From b894a978bdc29da093d120672890a9c9c647df97 Mon Sep 17 00:00:00 2001
From: Robert Seedorff <Robert.Seedorff@iteratec.com>
Date: Mon, 7 Dec 2020 09:50:30 +0100
Subject: [PATCH 2/2] Update adr_0007.adoc

---
 docs/adr/adr_0007.adoc | 10 +++++-----
 1 file changed, 5 insertions(+), 5 deletions(-)

diff --git a/docs/adr/adr_0007.adoc b/docs/adr/adr_0007.adoc
index 902c64ef6d..bce6589803 100644
--- a/docs/adr/adr_0007.adoc
+++ b/docs/adr/adr_0007.adoc
@@ -32,10 +32,10 @@ We need the possibility to find duplicate findings. One use case is that we want
 
 == Decision
 
-* We generate a hash over each finding so we can compare findings by the hash and identify duplicates.
-* This hash MUST be mutable and MAY be altered by _read-write-hooks_ because we do not want to introduce an exceptions to what a _read-write-hooks_ can alter.
-* The _parser_ MUST generate the initial hash of a finding over some attributes of it.
-** Each _scanner_ MUST have a default set of hashed attributes.
+* We generate a hash for each finding so we can compare findings by the hash and identify duplicates.

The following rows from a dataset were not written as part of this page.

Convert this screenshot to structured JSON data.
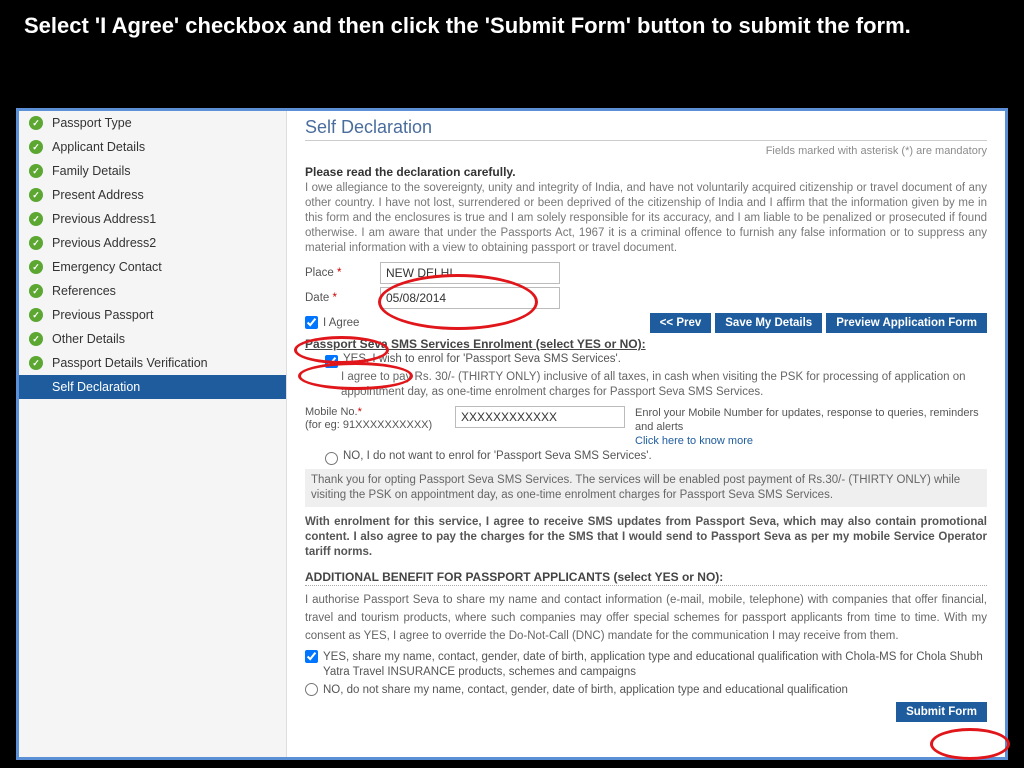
{
  "instruction": "Select 'I Agree' checkbox and then click the 'Submit Form' button to submit the form.",
  "sidebar": {
    "items": [
      {
        "label": "Passport Type"
      },
      {
        "label": "Applicant Details"
      },
      {
        "label": "Family Details"
      },
      {
        "label": "Present Address"
      },
      {
        "label": "Previous Address1"
      },
      {
        "label": "Previous Address2"
      },
      {
        "label": "Emergency Contact"
      },
      {
        "label": "References"
      },
      {
        "label": "Previous Passport"
      },
      {
        "label": "Other Details"
      },
      {
        "label": "Passport Details Verification"
      },
      {
        "label": "Self Declaration"
      }
    ]
  },
  "main": {
    "title": "Self Declaration",
    "mandatory": "Fields marked with asterisk (*) are mandatory",
    "decl_head": "Please read the declaration carefully.",
    "decl_text": "I owe allegiance to the sovereignty, unity and integrity of India, and have not voluntarily acquired citizenship or travel document of any other country. I have not lost, surrendered or been deprived of the citizenship of India and I affirm that the information given by me in this form and the enclosures is true and I am solely responsible for its accuracy, and I am liable to be penalized or prosecuted if found otherwise. I am aware that under the Passports Act, 1967 it is a criminal offence to furnish any false information or to suppress any material information with a view to obtaining passport or travel document.",
    "place_label": "Place",
    "place_value": "NEW DELHI",
    "date_label": "Date",
    "date_value": "05/08/2014",
    "agree_label": "I Agree",
    "btn_prev": "<< Prev",
    "btn_save": "Save My Details",
    "btn_preview": "Preview Application Form",
    "sms_head": "Passport Seva SMS Services Enrolment (select YES or NO):",
    "sms_yes": "YES, I wish to enrol for 'Passport Seva SMS Services'.",
    "sms_agree": "I agree to pay Rs. 30/- (THIRTY ONLY) inclusive of all taxes, in cash when visiting the PSK for processing of application on appointment day, as one-time enrolment charges for Passport Seva SMS Services.",
    "mobile_label": "Mobile No.",
    "mobile_eg": "(for eg: 91XXXXXXXXXX)",
    "mobile_value": "XXXXXXXXXXXX",
    "mobile_side": "Enrol your Mobile Number for updates, response to queries, reminders and alerts",
    "mobile_link": "Click here to know more",
    "sms_no": "NO, I do not want to enrol for 'Passport Seva SMS Services'.",
    "info_box": "Thank you for opting Passport Seva SMS Services. The services will be enabled post payment of Rs.30/- (THIRTY ONLY) while visiting the PSK on appointment day, as one-time enrolment charges for Passport Seva SMS Services.",
    "bold_para": "With enrolment for this service, I agree to receive SMS updates from Passport Seva, which may also contain promotional content. I also agree to pay the charges for the SMS that I would send to Passport Seva as per my mobile Service Operator tariff norms.",
    "add_head": "ADDITIONAL BENEFIT FOR PASSPORT APPLICANTS (select YES or NO):",
    "auth_text": "I authorise Passport Seva to share my name and contact information (e-mail, mobile, telephone) with companies that offer financial, travel and tourism products, where such companies may offer special schemes for passport applicants from time to time. With my consent as YES, I agree to override the Do-Not-Call (DNC) mandate for the communication I may receive from them.",
    "add_yes": "YES, share my name, contact, gender, date of birth, application type and educational qualification with Chola-MS for Chola Shubh Yatra Travel INSURANCE products, schemes and campaigns",
    "add_no": "NO, do not share my name, contact, gender, date of birth, application type and educational qualification",
    "submit": "Submit Form"
  }
}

+* This hash MUST be mutable and MAY be altered by _read-write-hooks_ because we don't want to introduce an exceptions to what a _read-write-hooks_ can alter.
+* The _parser_ MUST generate the initial hash of a finding from some of it's attributes (e.g. name, lication, category ...).

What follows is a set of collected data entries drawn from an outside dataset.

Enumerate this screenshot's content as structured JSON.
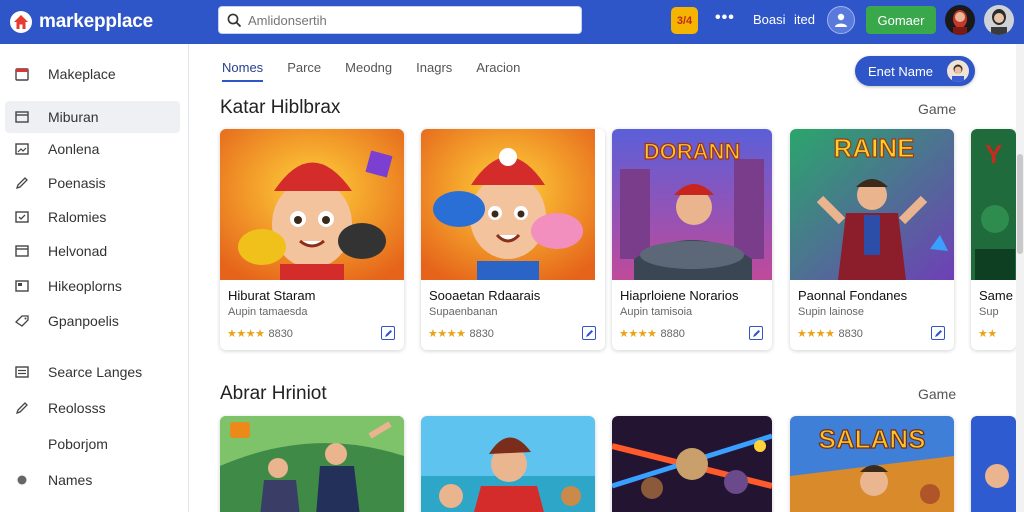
{
  "header": {
    "app_name": "markepplace",
    "search_placeholder": "Amlidonsertih",
    "badge_text": "3/4",
    "more_label": "•••",
    "link1": "Boasi",
    "link2": "ited",
    "green_button": "Gomaer"
  },
  "sidebar": {
    "items": [
      {
        "label": "Makeplace",
        "icon": "calendar-icon"
      },
      {
        "label": "Miburan",
        "icon": "window-icon"
      },
      {
        "label": "Aonlena",
        "icon": "image-icon"
      },
      {
        "label": "Poenasis",
        "icon": "pencil-icon"
      },
      {
        "label": "Ralomies",
        "icon": "checkbox-icon"
      },
      {
        "label": "Helvonad",
        "icon": "window-icon"
      },
      {
        "label": "Hikeoplorns",
        "icon": "window-icon"
      },
      {
        "label": "Gpanpoelis",
        "icon": "tag-icon"
      },
      {
        "label": "Searce Langes",
        "icon": "list-icon"
      },
      {
        "label": "Reolosss",
        "icon": "pencil-icon"
      },
      {
        "label": "Poborjom",
        "icon": ""
      },
      {
        "label": "Names",
        "icon": "circle-icon"
      }
    ]
  },
  "tabs": [
    {
      "label": "Nomes",
      "active": true
    },
    {
      "label": "Parce",
      "active": false
    },
    {
      "label": "Meodng",
      "active": false
    },
    {
      "label": "Inagrs",
      "active": false
    },
    {
      "label": "Aracion",
      "active": false
    }
  ],
  "create_button": "Enet Name",
  "sections": [
    {
      "title": "Katar Hiblbrax",
      "more": "Game",
      "cards": [
        {
          "title": "Hiburat Staram",
          "subtitle": "Aupin tamaesda",
          "stars": "★★★★",
          "rating": "8830"
        },
        {
          "title": "Sooaetan Rdaarais",
          "subtitle": "Supaenbanan",
          "stars": "★★★★",
          "rating": "8830"
        },
        {
          "title": "Hiaprloiene Norarios",
          "subtitle": "Aupin tamisoia",
          "stars": "★★★★",
          "rating": "8880"
        },
        {
          "title": "Paonnal Fondanes",
          "subtitle": "Supin lainose",
          "stars": "★★★★",
          "rating": "8830"
        },
        {
          "title": "Same",
          "subtitle": "Sup",
          "stars": "★★",
          "rating": ""
        }
      ]
    },
    {
      "title": "Abrar Hriniot",
      "more": "Game",
      "cards": [
        {
          "art": "adventure"
        },
        {
          "art": "boy"
        },
        {
          "art": "battle"
        },
        {
          "art": "salans",
          "logo": "SALANS"
        },
        {
          "art": "edge"
        }
      ]
    }
  ],
  "art_text": {
    "card3_logo": "DORANN",
    "card4_logo": "RAINE"
  },
  "colors": {
    "primary": "#2f56c8",
    "green": "#38a84b",
    "star": "#e8a317"
  }
}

+** Each _scanner_ MUST define a default set of attributes used for the hashing.
 ** This set of hashed attributes MAY be overwritten.
 * Each _read-write-hooks_ MUST update the hash as last step because the _hook_ MAY changed a hashed attribute.
 
@@ -44,4 +44,4 @@ We implement the hashing step in the _parser_ first with feature flag to evaluat
 == Consequences
 
 * We don't need to introduce an ordering for the _read-write-hooks_.
-* The duplicate detection/handling MUST be done in another service with its own data storage because we have a stable hash not until the _read-hooks_ will beexecuted and these MUST NOT alter the data in _SCB_ itself. But the _read-hooks_ MAY decide to not store data into an external system.
+* The duplicate detection/handling MUST be done in another service with its own data storage. This is because we have no stable hash until the _read-hooks_ will be executed and these MUST NOT alter the data in _SCB_ itself. But the _read-hooks_ MAY decide to not store data into an external system.